Do GCC, MSVC, or Clang, or some combination support setting linkage to default to C?

Background

I have a large mixed C/C++ project, and while it's easy and logical to export symbols in the C++ sources with C linkage, those same sources are assuming the stuff in the rest of the project are under C++ linkage.

The current situation requires me to explicitly wrap anything the C sources use that is defined in the C++ sources and everything the C++ sources use from the C sources with extern "C++".

To top things off, I can't put extern "C" around entire source or header files, as the actual C++ stuff will then complain. (Such as from #include <memory> or templates I've defined.)

+7  A: 

The standard pattern in a header file is:

#ifdef __cplusplus

// C++ stuff

extern "C" {
#endif

// C/C++ stuff

#ifdef __cplusplus
}
#endif

I'm not sure you've got any other options.

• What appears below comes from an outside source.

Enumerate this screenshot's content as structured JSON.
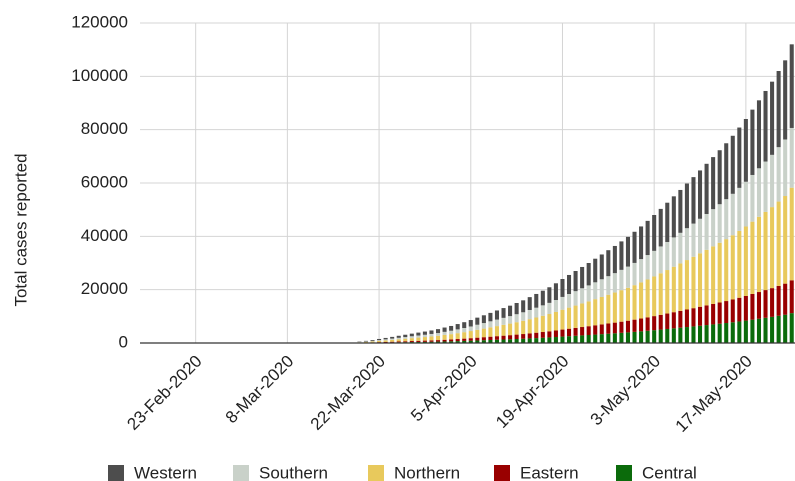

The C/C++ stuff must be declared with C linkage everywhere. The C++-specific stuff must be declared with C++ linkage everywhere.

Oli Charlesworth
+1  A: 

"C" linkage by default makes only sense for C sources, not for C++ sources, and vice versa. "C" linkage usually implies that names/symbols will not be mangled. "C" linkage is not expressive enough to be usable for C++ sources, e.g. for overloaded functions.